La scommessa lanciata da Billy Walters riguarda la roulette americana e si è svolta nel Casinò Golden Nugget, ad Atlantic City. Walters era uno scommettitore di professione che aveva abbandonato la carriera aziendale per dedicarsi al gambling. Era la fine degli anni ’80 e il proprietario del prestigioso Golden Nugget, Steve Wynn, raccolse la sfida lanciata da Walters che affermava di essere in grado di far saltare il banco. Il suo piano era depositare 2 milioni di dollari e di puntare il doppio del limite di puntata, cioè 2.000 dollari invece di 1.000. La scommessa sembrò poco logica sia perché la roulette americana per il banco era più vantaggiosa di quella francese, sia perché come scommettitore Walters aveva già perso grosse fortune. Wynn preparò allora una serata speciale durante la quale Billy Walters giocò puntando esclusivamente su 5 numeri (7, 10, 20, 27, 36): ogni piatto era di 10 mila dollari. La tattica ebbe successo e vinse 3,8 milioni di dollari mentre Wynn fu costretto a sospendere il gioco.

Ingaggiati alcuni tecnici per verificare eventuali anomalie, la roulette risultò difettosa: Walters insieme a dei collaboratori ne aveva studiato per mesi il funzionamento e questo gli aveva permesso l’enorme vincita. I ricorsi effettuati dal Casinò non hanno avuto effetto perché l’avventore aveva giocato in modo corretto.

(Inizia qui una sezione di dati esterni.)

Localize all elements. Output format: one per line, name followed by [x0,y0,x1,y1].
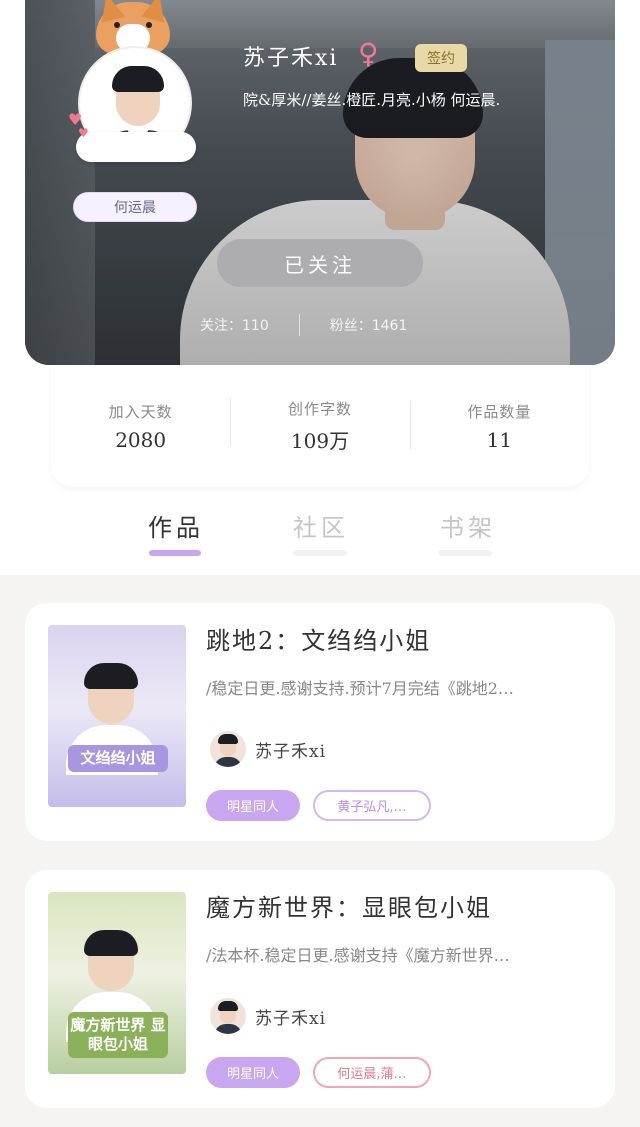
category-tag[interactable]: 明星同人 [206,1057,300,1088]
author-avatar [210,731,246,767]
following-count[interactable]: 关注：110 [200,315,269,335]
book-description: /稳定日更.感谢支持.预计7月完结《跳地2… [206,679,514,698]
stat-label: 作品数量 [467,402,532,421]
stat-word-count: 创作字数 109万 [230,398,409,454]
cloud-decoration-icon [76,132,196,162]
tab-indicator [293,550,347,556]
book-cover[interactable]: 魔方新世界 显眼包小姐 [48,892,186,1074]
profile-tabs: 作品 社区 书架 [0,500,640,575]
stat-works-count: 作品数量 11 [409,400,589,452]
book-card[interactable]: 文绉绉小姐 跳地2：文绉绉小姐 /稳定日更.感谢支持.预计7月完结《跳地2… 苏… [25,603,615,841]
tab-active-indicator [149,550,201,556]
heart-icon: ♥ [78,126,89,140]
book-description: /法本杯.稳定日更.感谢支持《魔方新世界… [206,946,510,965]
avatar-frame[interactable]: ♥ ♥ [68,0,198,172]
book-title[interactable]: 跳地2：文绉绉小姐 [206,621,431,656]
stats-card: 加入天数 2080 创作字数 109万 作品数量 11 [51,365,589,487]
category-tag[interactable]: 明星同人 [206,790,300,821]
followers-count[interactable]: 粉丝：1461 [330,315,408,335]
stat-join-days: 加入天数 2080 [51,401,230,452]
tab-bookshelf[interactable]: 书架 [440,508,496,543]
stat-value: 11 [486,427,513,452]
author-name: 苏子禾xi [255,742,327,762]
stat-label: 创作字数 [287,400,352,418]
stat-label: 加入天数 [108,402,173,421]
author-name: 苏子禾xi [255,1009,327,1029]
character-tag[interactable]: 黄子弘凡,… [313,790,431,821]
signed-badge: 签约 [415,44,467,72]
tab-indicator [438,550,492,556]
book-card[interactable]: 魔方新世界 显眼包小姐 魔方新世界：显眼包小姐 /法本杯.稳定日更.感谢支持《魔… [25,870,615,1108]
bio-text: 院&厚米//姜丝.橙匠.月亮.小杨 何运晨. [243,91,501,109]
stat-value: 109万 [290,429,350,453]
female-icon: ♀ [358,37,379,70]
book-title[interactable]: 魔方新世界：显眼包小姐 [206,888,492,923]
tab-works[interactable]: 作品 [148,508,204,543]
nickname-tag[interactable]: 何运晨 [73,192,197,222]
cover-title: 文绉绉小姐 [68,745,168,772]
divider [298,314,300,336]
corgi-frame-icon [95,0,171,54]
follow-button[interactable]: 已关注 [217,239,423,287]
book-cover[interactable]: 文绉绉小姐 [48,625,186,807]
stat-value: 2080 [115,427,167,452]
author-avatar [210,998,246,1034]
username: 苏子禾xi [243,46,339,71]
cover-title: 魔方新世界 显眼包小姐 [68,1012,168,1058]
tab-community[interactable]: 社区 [293,508,349,543]
follow-counts: 关注：110 粉丝：1461 [200,314,407,336]
character-tag[interactable]: 何运晨,蒲… [313,1057,431,1088]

George Lucas e Steven Spielberg

Erano gli anni Settanta e i due registi stavano lavorando rispettivamente a “Star Wars” e a “Incontri ravvicinati del terzo tipo” ma Lucas non era soddisfatto della sua opera, soprattutto perché aveva avuto modo di constatare la qualità del lavoro dell’amico. Decise allora di lanciare una scommessa: se “Star Wars” avesse avuto maggiore successo del suo film, avrebbe ceduto a Spielberg il 2,5 % dell’incasso mentre, diversamente, sarebbe stato “Incontri ravvicinati del terzo tipo” a versare il 2,5% a Lucas. Star Wars ha avuto un successo difficile da replicare e ancora oggi, dopo molti anni, Spielberg riceve puntualmente la percentuale pattuita per la scommessa vinta.

Steve Whiteley

Tra le scommesse famose c’è anche quella di Steve Whiteley, ingegnere residente nel Regno Unito che nel 2011 ha puntato 2 sterline all’ippodromo. Poco avvezzo alle scommesse ippiche, l’ingegnere aveva puntato sul cavallo, Lupita, perché gli piaceva il nome. Lupita aveva perso ben 28 corse ma la dea bendata ha dato a Whiteley una grossa mano: montato da una giovane e brava fantina il cavallo ha vinto la sesta gara. Con un investimento minimo e nessuna esperienza, Whiteley si è aggiudicato 1,45 milioni di sterline, una vincita stratosferica.